Colorado state Rep. Chris Hansen said Wednesday he will run to fill a southeast Denver seat in the state Senate currently held by fellow Democrat Lois Court.
Court, a former state representative, was elected to represent Senate District 31 in 2016 and has decided to retire rather than seek a second term in the upper chamber.
Hansen, a popular and high-profile player among the young House members, was elected to the legislature in 2016 to serve the House District 6 seat in east Denver.
"In the past three years, I have been able to utilize my background in environmental policy and economics to help put our state on a path toward a zero-carbon future, develop innovative funding solutions for our capital construction and transportation infrastructure needs, and help produce a balanced budget for our state," he said.
This past session was stellar for Hansen, including serving on the powerful Joint Budget Committee, which writes the state spending plan. He also chaired the House Appropriations Committee and the Interim Energy Legislation Review Committee and co-chair of the Colorado Energy Coalition, an affiliated organization of the Metro Denver Economic Development Corp.

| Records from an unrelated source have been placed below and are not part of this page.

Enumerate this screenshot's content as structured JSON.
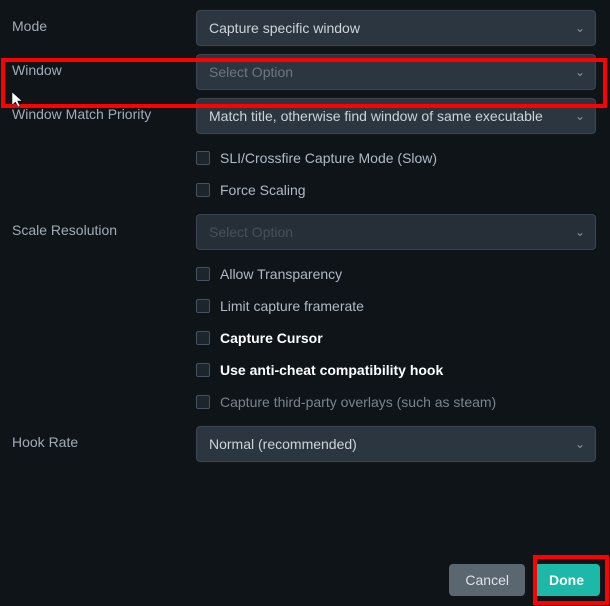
{
  "fields": {
    "mode": {
      "label": "Mode",
      "value": "Capture specific window"
    },
    "window": {
      "label": "Window",
      "placeholder": "Select Option"
    },
    "matchPriority": {
      "label": "Window Match Priority",
      "value": "Match title, otherwise find window of same executable"
    },
    "scaleRes": {
      "label": "Scale Resolution",
      "placeholder": "Select Option"
    },
    "hookRate": {
      "label": "Hook Rate",
      "value": "Normal (recommended)"
    }
  },
  "checkboxes": {
    "sliCrossfire": "SLI/Crossfire Capture Mode (Slow)",
    "forceScaling": "Force Scaling",
    "allowTransparency": "Allow Transparency",
    "limitFramerate": "Limit capture framerate",
    "captureCursor": "Capture Cursor",
    "antiCheat": "Use anti-cheat compatibility hook",
    "thirdParty": "Capture third-party overlays (such as steam)"
  },
  "buttons": {
    "cancel": "Cancel",
    "done": "Done"
  }
}
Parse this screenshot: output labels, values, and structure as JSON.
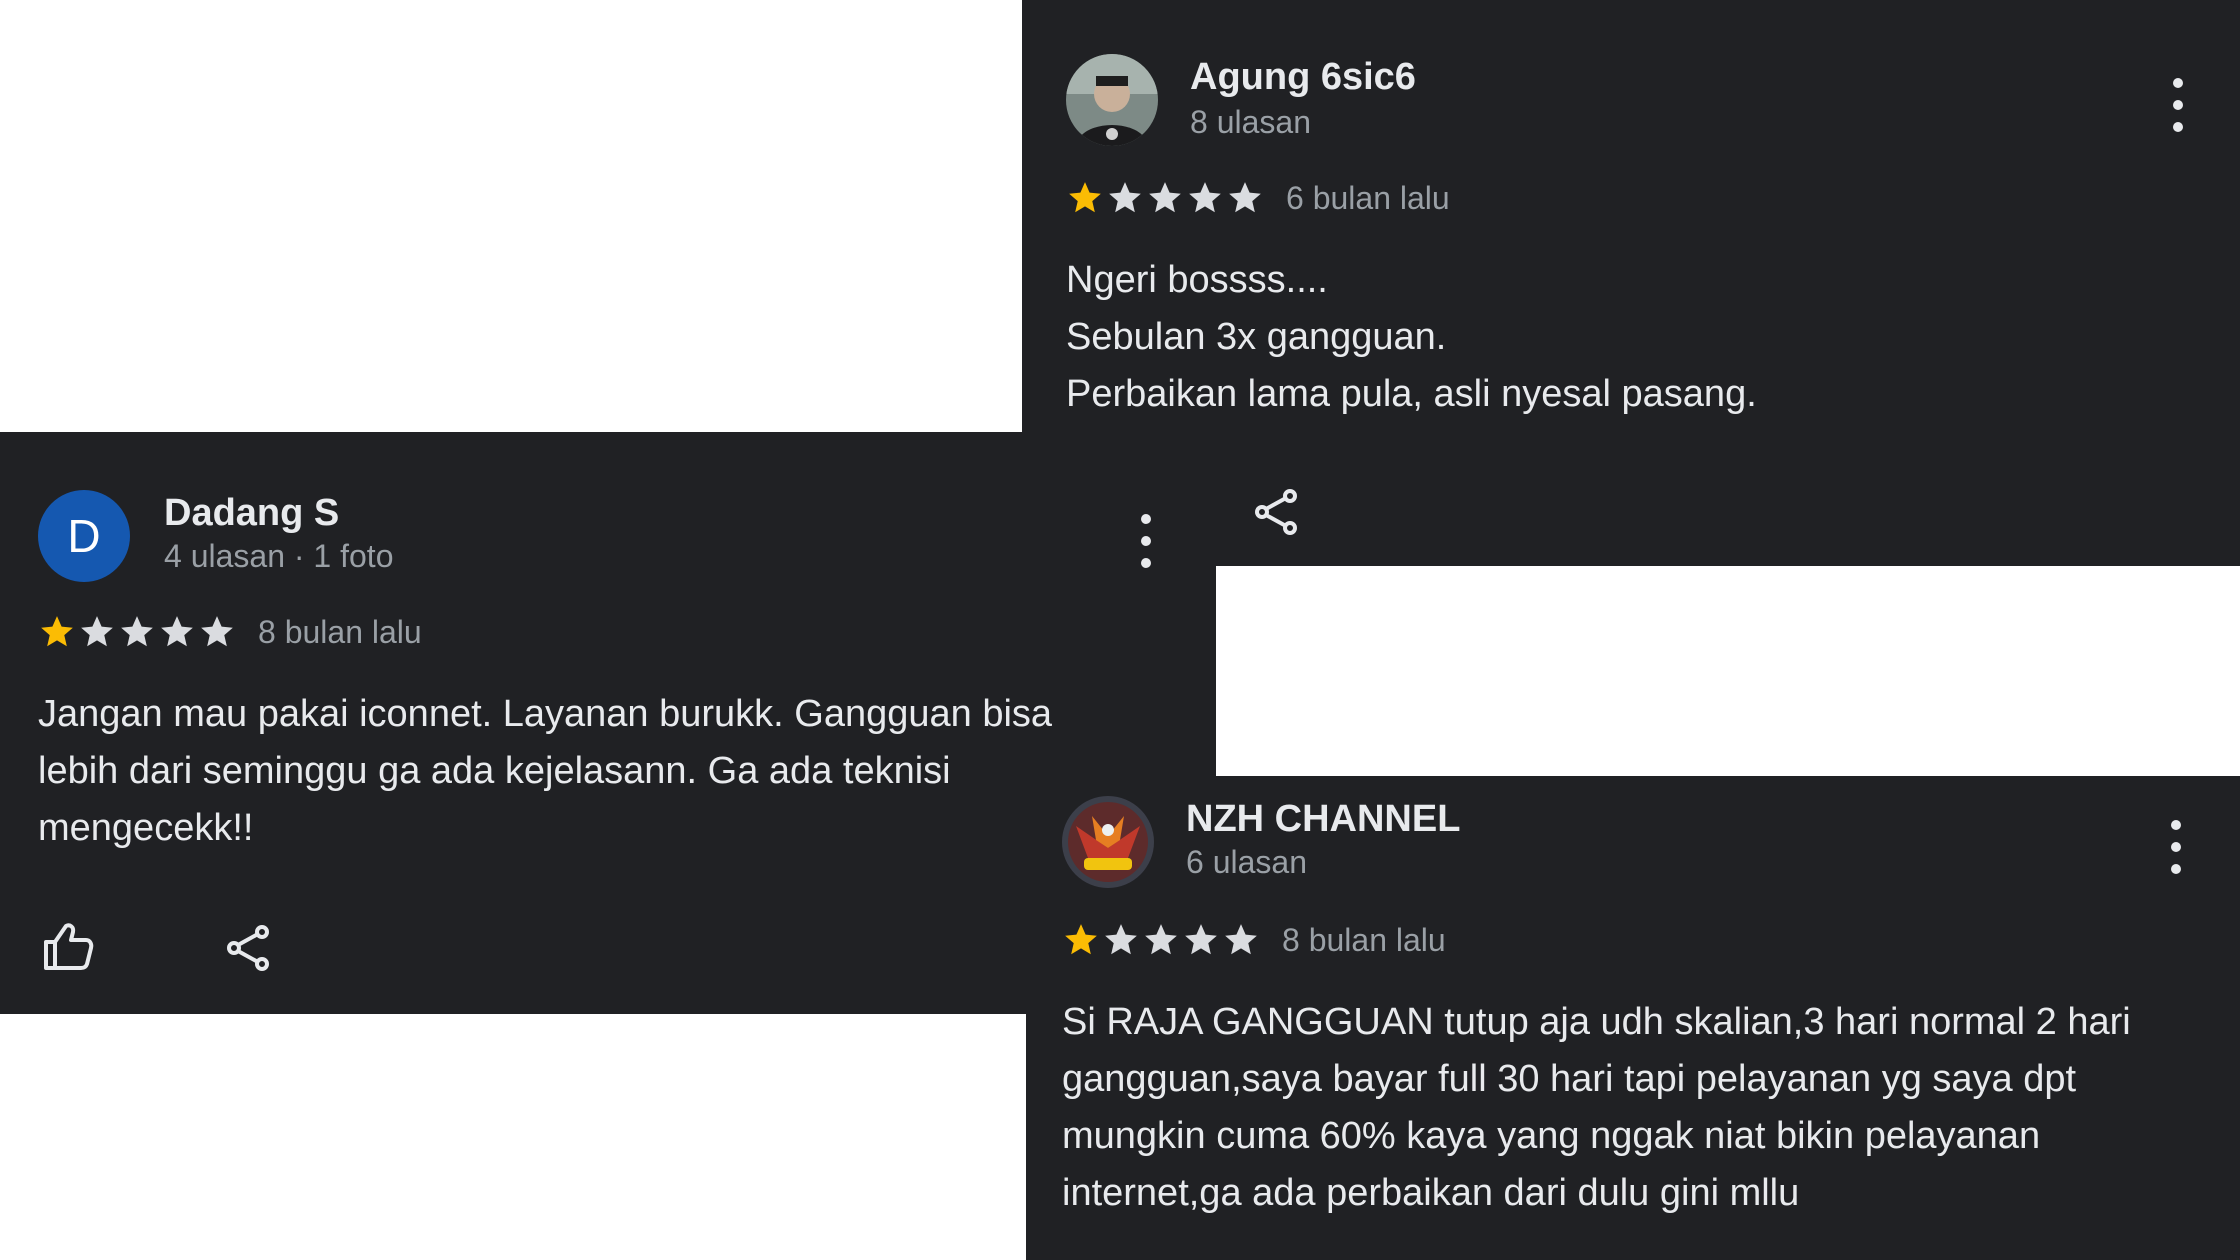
{
  "reviews": [
    {
      "id": "agung",
      "name": "Agung 6sic6",
      "meta": "8 ulasan",
      "rating": 1,
      "max_rating": 5,
      "date": "6 bulan lalu",
      "text_lines": [
        "Ngeri bossss....",
        "Sebulan 3x gangguan.",
        "Perbaikan lama pula, asli nyesal pasang."
      ],
      "avatar": "photo"
    },
    {
      "id": "dadang",
      "name": "Dadang S",
      "meta": "4 ulasan · 1 foto",
      "rating": 1,
      "max_rating": 5,
      "date": "8 bulan lalu",
      "text_lines": [
        "Jangan mau pakai iconnet. Layanan burukk. Gangguan bisa",
        "lebih dari seminggu ga ada kejelasann. Ga ada teknisi",
        "mengecekk!!"
      ],
      "avatar": "letter",
      "avatar_letter": "D"
    },
    {
      "id": "nzh",
      "name": "NZH CHANNEL",
      "meta": "6 ulasan",
      "rating": 1,
      "max_rating": 5,
      "date": "8 bulan lalu",
      "text_lines": [
        "Si RAJA GANGGUAN tutup aja udh skalian,3 hari normal 2 hari",
        "gangguan,saya bayar full 30 hari tapi pelayanan yg saya dpt",
        "mungkin cuma 60% kaya yang nggak niat bikin pelayanan",
        "internet,ga ada perbaikan dari dulu gini mllu"
      ],
      "avatar": "photo"
    }
  ],
  "colors": {
    "card_bg": "#202124",
    "star_filled": "#fbbc04",
    "star_empty": "#dadce0",
    "avatar_letter_bg": "#1558b0"
  },
  "icons": {
    "like": "thumbs-up-icon",
    "share": "share-icon",
    "more": "more-vert-icon",
    "star": "star-icon"
  }
}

A trained engineer and consultant in environmental and energy issues, Hansen is the senior director of energy insight for IHS Markit Ltd., whose U.S. headquarters is in Douglas County.
He is active in his community, including as a Denver Metro Chamber Leadership Foundation Board Executive Committee member, as well as a member of the Central City Opera Board Executive Committee, Denver Kids Mentoring Program and the CU Denver Business School Advisory Board.
By the time she ends her time in the General Assembly next year, Court will have served 12 years in the legislature: eight years in the House and four years in the Senate. She was elected president pro tempore of the state Senate when the Democrats won control of that chamber last November.
Court has been a part of Colorado politics for 40 years, including as campaign manager for state Sen. Andy Kerr of Lakewood, and then as his legislative aide. When Speaker of the House Andrew Romanoff ended his legislative career, she ran for his House seat.
Court told Colorado Politics that she turned 70 in April. By family and statistics, she said, "I have 15 to 20 years left to live. Your 70s are the last best decade, and my husband and I decided we didn't want to give half of that to the legislature."
Last month, Court said she spent a weekend with friends she's known since high school in the Grand Canyon.
"Being with them solidified that this time of life is for family and friends, and the pressures and demands, both time and emotionally while serving, make it hard to concentrate on those I love." Court said it wasn't about policy or her colleagues. "It's just time," she said. And it's better to leave when people say "we're sorry to see you go" rather than "here's the door," she said.
"It's the right decision for us at this point," she said. "It's time to reset."
Among Court's signature issues: how Coloradans use cell phones while driving. She was the driving force behind Senate Bill 17-027, which increased the fines for texting while driving, and which was signed into law by Gov. John Hickenlooper. In the 2018 and 2019 sessions she also advocated for bills to ban holding cellphones while driving, which have yet to make it to the governor's desk.